In it’s series, “Protect Your Clients; Protect Yourself: Tax Security 101,” the IRS is highlighting security issues for tax pros. While the IRS and it’s Security Summit partners are making progress against tax-related identity theft, cybercriminals continue to evolve, and data thefts at tax professionals’ offices are on the rise.
Here are the top 10 warning signs that a tax pro or his or her office may have experienced a data theft:
- Client e-filed returns begin to be rejected because returns with their Social Security numbers were already filed;
- Clients who haven’t filed tax returns begin to receive taxpayer authentication letters (5071C, 4883C, 5747C) from the IRS;
- Clients who haven’t filed tax returns receive refunds;
- Clients receive tax transcripts that they did not request;
- Clients who created an IRS online services account receive an IRS notice that their account was accessed or IRS emails stating their account has been disabled. Or clients unexpectedly receive an IRS notice that an IRS online account was created in their names;
- The number of returns filed with the tax professional’s Electronic Filing Identification Number (EFIN) exceeds the number of clients;
- Tax professionals or clients responding to emails that the firm did not send;
- Network computers running slower than normal;
- Computer cursors moving or changing numbers without touching the keyboard;
- Network computers locking out employees.
IRS systems will only accept one unique Social Security Number, so taxpayers often discover they are a victim when they attempt to e-file and their tax return is rejected because the SSN has already been used. If the IRS identifies a return that could be an identity theft return it will send a letter to the taxpayer asking them to contact the agency. The IRS will never cold call or email a taxpayer.
Earlier this year, tax-savvy cybercriminals stole taxpayer data from a series of tax professionals nationwide, immediately filing fraudulent returns before the tax professionals were aware of the robbery. The crimes were first reported to the IRS by taxpayers who unexpectedly received refunds in their bank accounts. The crooks, posing as IRS contractors, tried calling the taxpayers to get them to forward the fraudulent refund to their accounts.
Identity thieves sometimes try to leverage the stolen data by using taxpayer information to access the Get Transcript system. Taxpayers who receive transcripts by mail but did not order them are sometimes victims of this approach. Get Transcript Online is protected by a robust, two-factor authentication process. But crooks may still try to use stolen identities to try to create Get Transcript accounts, which results in the IRS disabling the account and sending the taxpayer a letter.
During the tax filing season, tax practitioners should make a weekly review of returns filed with the office’s Electronic Filing Identification Number or EFIN. A report is updated weekly. Tax preparers can access their e-File applications and select “check EFIN status” to see a count. If the numbers are inflated, practitioners should contact the e-Help Desk. Tax professionals may also notice IRS acknowledgements for returns they did not e-file. Acknowledgements are sent soon after a return is transmitted.

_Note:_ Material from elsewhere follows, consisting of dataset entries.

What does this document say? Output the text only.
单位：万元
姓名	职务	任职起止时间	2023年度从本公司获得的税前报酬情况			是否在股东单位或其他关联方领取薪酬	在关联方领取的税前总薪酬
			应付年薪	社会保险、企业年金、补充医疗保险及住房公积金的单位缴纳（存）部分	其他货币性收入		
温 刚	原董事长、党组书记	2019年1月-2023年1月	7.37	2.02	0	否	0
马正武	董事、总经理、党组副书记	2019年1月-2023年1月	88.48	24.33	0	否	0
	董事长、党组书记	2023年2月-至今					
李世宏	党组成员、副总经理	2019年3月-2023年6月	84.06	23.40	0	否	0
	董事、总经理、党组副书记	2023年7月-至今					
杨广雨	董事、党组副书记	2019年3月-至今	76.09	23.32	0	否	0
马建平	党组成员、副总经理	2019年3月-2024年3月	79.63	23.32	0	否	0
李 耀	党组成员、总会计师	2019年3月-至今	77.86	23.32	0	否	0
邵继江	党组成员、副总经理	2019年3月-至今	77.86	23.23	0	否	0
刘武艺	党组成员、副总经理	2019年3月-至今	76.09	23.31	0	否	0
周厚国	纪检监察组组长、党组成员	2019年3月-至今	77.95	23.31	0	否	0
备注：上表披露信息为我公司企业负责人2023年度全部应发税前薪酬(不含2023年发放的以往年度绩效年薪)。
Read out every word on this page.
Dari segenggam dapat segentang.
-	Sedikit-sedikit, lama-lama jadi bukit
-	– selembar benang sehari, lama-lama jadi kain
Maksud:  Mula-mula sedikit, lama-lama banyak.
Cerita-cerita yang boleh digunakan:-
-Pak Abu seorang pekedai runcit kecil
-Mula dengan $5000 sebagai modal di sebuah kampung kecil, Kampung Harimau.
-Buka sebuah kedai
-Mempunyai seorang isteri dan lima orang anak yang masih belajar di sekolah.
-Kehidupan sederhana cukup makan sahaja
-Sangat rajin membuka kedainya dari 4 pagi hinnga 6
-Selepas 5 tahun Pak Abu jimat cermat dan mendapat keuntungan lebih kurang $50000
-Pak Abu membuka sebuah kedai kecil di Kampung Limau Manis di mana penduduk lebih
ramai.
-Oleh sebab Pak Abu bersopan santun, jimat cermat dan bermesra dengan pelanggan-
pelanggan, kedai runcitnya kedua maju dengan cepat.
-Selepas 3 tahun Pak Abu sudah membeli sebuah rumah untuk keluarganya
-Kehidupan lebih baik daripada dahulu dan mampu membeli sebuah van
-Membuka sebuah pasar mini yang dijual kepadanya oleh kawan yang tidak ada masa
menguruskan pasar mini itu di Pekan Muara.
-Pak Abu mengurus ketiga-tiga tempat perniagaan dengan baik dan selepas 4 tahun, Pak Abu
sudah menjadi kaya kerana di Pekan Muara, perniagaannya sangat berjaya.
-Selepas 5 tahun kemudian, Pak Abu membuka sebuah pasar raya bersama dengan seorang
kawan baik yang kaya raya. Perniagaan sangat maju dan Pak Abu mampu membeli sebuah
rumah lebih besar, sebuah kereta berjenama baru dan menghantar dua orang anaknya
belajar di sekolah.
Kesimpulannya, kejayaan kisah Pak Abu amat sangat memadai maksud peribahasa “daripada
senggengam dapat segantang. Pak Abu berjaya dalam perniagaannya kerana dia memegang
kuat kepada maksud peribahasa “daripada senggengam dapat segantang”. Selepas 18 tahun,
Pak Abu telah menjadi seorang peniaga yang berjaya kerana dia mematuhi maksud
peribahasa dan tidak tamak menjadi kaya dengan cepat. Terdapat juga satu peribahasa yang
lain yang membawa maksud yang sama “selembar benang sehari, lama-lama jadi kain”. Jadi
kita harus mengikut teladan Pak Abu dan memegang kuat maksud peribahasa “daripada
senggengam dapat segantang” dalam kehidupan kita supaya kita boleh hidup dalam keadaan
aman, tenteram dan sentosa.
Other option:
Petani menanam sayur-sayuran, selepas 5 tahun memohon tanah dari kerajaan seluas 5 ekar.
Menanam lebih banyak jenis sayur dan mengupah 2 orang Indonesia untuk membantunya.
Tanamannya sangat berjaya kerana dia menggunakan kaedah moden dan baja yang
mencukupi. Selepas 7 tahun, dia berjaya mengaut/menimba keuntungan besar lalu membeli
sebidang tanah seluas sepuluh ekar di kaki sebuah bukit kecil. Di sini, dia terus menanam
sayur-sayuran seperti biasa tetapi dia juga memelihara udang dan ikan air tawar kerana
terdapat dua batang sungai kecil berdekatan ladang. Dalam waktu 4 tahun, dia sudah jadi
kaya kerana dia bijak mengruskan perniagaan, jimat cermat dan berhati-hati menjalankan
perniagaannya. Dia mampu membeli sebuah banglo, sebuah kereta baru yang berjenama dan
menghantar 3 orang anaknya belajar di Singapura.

Tax professionals who fall victim to spear phishing email scams may suddenly see responses to emails they never sent. If a practitioner mistakenly provides username and password information to the thief, the thief often harvests their contact list, stealing names and email addresses to expand their spear phishing scam.
Always be alert to phishing scams, even if the emails appear to come from a colleague or client. If the language sounds a bit off or if the request seems unusual, contact the “sender” by phone to verify rather than opening a link or attachment. Tax professionals who notice any signs of identity theft should contact their state’s IRS Stakeholder Liaison immediately. The process for reporting data theft to the IRS is outlined in Data Theft Information for Tax Professionals.